Thursday, January 21, 2016

Part 2 - Tropical Rainforest Profile


Dr Abe V Rotor
Rainforest serves as watershed, keeps river full and clean, 
creates a cool mini climate in the area, Bohol.


Reforestation rebuilds and increases stand of trees, Bohol

Let us look at the TRF profile like slicing a multi-layered cake and studying its profile. It is made up of storeys similar to a high-rise building. The “roof” or canopy is what we see as forest cover. Here and there are very tall trees called emergents jotting through the monotonous canopy like living towers.

From the air, the view of a tropical forest is one huge and continuous green blanket that catch the energy of the sun and through photosynthesis converts it into organic materials beginning with simple sugar to the most complex compounds from which useful materials are derived - wood, rubber, resin, and drugs, etc. These products are needed to sustain the life of countless organisms and the stability of the ecosystem itself.

From the forest floor, one can see only a little part of the sky, with the rays of the sun filtering through. But now and then, the trees, depending on the species, season and other environmental conditions, shed off their leaves, which can be compared to the molting of animals as they grow. Entire crowns of leaves fall and litter the forest floor. Transformation into humus continuously takes place with the aid of insects, bacteria, fungi, earthworms and the like. And this is very important because humus fertilizes the soil and conserves water acting as sponge and blanket.

This is one of the wonders of nature. Trees in a tropical rainforest have this special characteristic. They are not only self-fertilizing; they are soil builders. Through time, with the deciduous cycle repeated without end, the forest floor – even how thin the soil is, or how solid the underlying rock is – builds up, layer after layer, and it is this process that enables many organisms in the forest obtain their nutrition in order to grow.
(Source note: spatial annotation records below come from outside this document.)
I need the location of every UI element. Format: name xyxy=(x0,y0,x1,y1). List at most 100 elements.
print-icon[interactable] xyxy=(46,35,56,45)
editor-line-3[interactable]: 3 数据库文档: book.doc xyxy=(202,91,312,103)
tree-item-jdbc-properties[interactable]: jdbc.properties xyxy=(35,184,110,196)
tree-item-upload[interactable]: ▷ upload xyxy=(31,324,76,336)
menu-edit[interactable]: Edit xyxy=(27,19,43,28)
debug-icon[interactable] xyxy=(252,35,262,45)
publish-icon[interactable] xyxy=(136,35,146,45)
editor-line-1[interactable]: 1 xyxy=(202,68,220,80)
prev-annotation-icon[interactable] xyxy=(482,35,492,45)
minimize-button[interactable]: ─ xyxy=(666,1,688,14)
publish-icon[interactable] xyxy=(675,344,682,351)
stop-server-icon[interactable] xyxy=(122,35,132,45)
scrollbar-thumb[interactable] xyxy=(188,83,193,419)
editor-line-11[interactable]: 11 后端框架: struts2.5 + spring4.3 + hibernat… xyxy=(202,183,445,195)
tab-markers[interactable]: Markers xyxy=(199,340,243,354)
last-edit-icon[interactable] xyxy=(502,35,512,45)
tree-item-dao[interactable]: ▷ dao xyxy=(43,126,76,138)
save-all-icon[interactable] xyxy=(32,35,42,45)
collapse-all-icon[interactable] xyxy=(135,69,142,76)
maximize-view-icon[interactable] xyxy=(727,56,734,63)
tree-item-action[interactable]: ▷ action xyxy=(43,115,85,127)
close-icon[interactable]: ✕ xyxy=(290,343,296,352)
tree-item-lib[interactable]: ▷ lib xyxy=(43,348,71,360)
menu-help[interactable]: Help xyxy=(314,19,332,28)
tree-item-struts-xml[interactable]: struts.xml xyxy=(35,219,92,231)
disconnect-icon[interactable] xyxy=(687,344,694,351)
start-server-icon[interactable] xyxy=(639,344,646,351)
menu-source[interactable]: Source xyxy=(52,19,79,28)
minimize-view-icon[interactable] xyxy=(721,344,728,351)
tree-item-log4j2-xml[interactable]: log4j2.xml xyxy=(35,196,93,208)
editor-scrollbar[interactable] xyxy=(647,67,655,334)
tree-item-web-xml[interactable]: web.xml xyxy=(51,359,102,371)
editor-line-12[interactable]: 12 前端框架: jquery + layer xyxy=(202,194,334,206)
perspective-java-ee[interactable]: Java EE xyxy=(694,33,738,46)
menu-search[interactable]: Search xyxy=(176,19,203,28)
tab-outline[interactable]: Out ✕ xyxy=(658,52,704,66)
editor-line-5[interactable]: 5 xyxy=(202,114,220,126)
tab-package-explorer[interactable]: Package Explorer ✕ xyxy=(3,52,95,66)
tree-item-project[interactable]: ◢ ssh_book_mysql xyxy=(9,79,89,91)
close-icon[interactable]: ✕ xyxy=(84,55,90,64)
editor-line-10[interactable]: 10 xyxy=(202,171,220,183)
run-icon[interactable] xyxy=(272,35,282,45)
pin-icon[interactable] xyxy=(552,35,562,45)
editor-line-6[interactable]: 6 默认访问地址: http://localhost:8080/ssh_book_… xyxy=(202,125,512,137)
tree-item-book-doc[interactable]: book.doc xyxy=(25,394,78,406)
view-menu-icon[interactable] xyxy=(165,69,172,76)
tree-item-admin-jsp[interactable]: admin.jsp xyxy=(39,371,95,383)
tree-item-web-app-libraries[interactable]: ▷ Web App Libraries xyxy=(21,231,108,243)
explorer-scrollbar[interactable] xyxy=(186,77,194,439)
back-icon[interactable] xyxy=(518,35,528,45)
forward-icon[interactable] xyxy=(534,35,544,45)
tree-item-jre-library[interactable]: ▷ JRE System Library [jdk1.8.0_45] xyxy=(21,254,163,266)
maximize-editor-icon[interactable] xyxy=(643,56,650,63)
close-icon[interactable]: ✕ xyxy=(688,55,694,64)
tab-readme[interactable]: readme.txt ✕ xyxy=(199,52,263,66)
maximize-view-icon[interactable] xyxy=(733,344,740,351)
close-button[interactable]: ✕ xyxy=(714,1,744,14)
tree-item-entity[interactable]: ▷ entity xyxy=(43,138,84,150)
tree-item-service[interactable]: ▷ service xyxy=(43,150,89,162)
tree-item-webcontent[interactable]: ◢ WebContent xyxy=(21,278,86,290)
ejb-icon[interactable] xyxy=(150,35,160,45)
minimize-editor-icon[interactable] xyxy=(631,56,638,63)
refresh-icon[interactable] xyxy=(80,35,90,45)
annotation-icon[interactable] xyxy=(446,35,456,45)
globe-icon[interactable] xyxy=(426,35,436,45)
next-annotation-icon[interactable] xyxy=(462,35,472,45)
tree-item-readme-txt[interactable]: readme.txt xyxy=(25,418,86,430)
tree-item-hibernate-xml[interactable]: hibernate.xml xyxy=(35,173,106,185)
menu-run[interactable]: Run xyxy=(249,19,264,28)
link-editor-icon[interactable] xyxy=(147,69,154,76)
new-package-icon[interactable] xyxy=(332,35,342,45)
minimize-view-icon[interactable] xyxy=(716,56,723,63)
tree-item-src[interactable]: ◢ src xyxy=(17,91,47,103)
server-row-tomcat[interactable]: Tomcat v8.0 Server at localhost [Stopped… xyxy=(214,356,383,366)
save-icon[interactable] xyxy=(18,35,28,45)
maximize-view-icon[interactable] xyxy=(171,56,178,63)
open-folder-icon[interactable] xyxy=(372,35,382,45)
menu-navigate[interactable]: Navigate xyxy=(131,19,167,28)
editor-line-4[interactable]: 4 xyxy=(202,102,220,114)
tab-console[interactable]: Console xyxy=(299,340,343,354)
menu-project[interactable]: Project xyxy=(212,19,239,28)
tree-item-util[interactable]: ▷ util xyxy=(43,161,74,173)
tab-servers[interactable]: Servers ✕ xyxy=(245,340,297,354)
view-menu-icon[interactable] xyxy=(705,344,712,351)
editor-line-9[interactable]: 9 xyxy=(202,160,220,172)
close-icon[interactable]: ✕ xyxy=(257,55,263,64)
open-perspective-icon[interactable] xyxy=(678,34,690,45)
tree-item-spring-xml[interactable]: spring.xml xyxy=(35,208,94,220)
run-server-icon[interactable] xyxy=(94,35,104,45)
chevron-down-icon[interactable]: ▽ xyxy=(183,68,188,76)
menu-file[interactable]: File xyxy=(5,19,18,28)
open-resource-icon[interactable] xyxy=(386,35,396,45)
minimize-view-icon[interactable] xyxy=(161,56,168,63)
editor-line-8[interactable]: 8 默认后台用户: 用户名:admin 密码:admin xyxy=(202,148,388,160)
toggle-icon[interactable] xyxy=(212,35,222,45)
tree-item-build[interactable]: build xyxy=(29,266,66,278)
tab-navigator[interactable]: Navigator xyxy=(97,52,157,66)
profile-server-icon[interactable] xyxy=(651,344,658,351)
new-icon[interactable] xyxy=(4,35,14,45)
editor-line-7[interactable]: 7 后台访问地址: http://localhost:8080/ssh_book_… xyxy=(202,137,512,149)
Deciduousness allows sunlight to pour over the previously shaded plants occupying the various layers or storeys, which serve as specific habitats or niches. Occupying the lowest part of the forest, which is equivalent to the ground floor of a building, are mostly annuals, ferns and bryophytes. Next are the shrubs which occupy the lobby and second floor, followed by undergrowth trees that reach a height equivalent to the third and fourth floor, lianas and epiphytes which may reach as high as the eighth floor. It is not surprising to find emergent trees reaching up the 200 feet.

How big can a tree grow and for how long? Take the case of the Redwoods or Sequoia found growing in southern California, and China. I saw a tree of this kind in southern Taiwan, recently killed by lightning. The tallest redwood, which is still growing today, is 267.4 feet tall with a trunk diameter of 40.3 feet. It is estimated to be 3,500 years old.

The analogy of the layers of a rainforest with a ten- or twelve-storey building gives us in imagination of the orderliness of nature in keeping the rich biodiversity of the ecosystem.

The true forest primeval – the rain forest – stands along the equator now reduced into a sanctuary of “living fossils” of plants and animals that once constituted the eternal green cover of the earth.

The canopy at one time or another allows the sky to meet the residents of the forest from the ground floor to the upper storeys - something that if you stand among the trees during this transformation you will find a kind of communion that, while it can be explained biologically, fills the spirit with the wonders and mysteries of nature.

The tropical rainforest is a natural menagerie where peace, music, colors, patterns, art and skill are not so well known to modern man. The high-perched artists like squirrels and monkeys are better acrobats by birth and practice than any known human acrobats. Many primates howl with electrifying, ear splitting and blood-chilling sound that breadth the land. Above plummet the masters of the sky – the Philippine eagle and hawks, spotting their preys which may be several kilometers away, or hundreds of meters below – something which our modern spotting scopes can not yet achieve with readiness and precision.